Bitcoin’s price reacted with a slight drop in price, dropping from $ 14,100 at the peak of the month to under $ 13,500. While the reaction was minimal, a further decline could have negative implications for BTC’s short-term performance.
Technically, Bitcoin’s short-term support is $ 13,300. Below it is the $ 12,900 support area and the $ 12,200 level, which is the five-day moving average on the monthly chart.

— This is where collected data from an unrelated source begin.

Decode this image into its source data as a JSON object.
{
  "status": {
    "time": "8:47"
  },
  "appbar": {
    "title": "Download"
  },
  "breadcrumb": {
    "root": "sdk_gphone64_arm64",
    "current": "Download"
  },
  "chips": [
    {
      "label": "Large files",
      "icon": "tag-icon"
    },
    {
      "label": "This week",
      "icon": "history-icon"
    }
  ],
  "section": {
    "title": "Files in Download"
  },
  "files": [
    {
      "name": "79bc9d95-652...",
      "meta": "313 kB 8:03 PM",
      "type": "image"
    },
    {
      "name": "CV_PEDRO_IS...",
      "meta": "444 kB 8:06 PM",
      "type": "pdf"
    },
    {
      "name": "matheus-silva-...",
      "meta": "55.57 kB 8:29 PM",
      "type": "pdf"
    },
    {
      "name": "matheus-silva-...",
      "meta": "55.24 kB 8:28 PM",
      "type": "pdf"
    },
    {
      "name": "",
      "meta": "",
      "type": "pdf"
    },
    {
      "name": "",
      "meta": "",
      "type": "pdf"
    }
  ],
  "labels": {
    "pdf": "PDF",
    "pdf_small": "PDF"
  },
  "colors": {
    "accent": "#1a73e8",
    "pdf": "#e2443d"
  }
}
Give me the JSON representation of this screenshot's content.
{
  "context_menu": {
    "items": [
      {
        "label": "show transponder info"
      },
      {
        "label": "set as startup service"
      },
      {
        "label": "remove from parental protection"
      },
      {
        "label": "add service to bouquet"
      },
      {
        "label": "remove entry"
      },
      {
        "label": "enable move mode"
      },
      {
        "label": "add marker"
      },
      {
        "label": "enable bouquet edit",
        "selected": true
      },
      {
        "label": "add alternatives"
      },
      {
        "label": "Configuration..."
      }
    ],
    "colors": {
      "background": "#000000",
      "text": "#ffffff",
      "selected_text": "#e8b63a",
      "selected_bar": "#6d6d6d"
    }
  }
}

On November 2, before Bitcoin’s decline occurred, full-time trader on the Amsterdam Stock Exchange Michael van de Poppe said that the $ 12,700 to $ 12,900 range is a strong short-term support area. He She said:
“Still trending up, but some strength is lacking here. It must hold above $ 13,550–13,650 for support. If so, $ 14,000 new tests on the horizon. Losing and targeting $ 12,700-12,900 “.
So far, Bitcoin’s response to rumors of regulatory crackdown has been less. If BTC manages to stay above $ 13,000 in the short term, the outlook is likely to remain positive.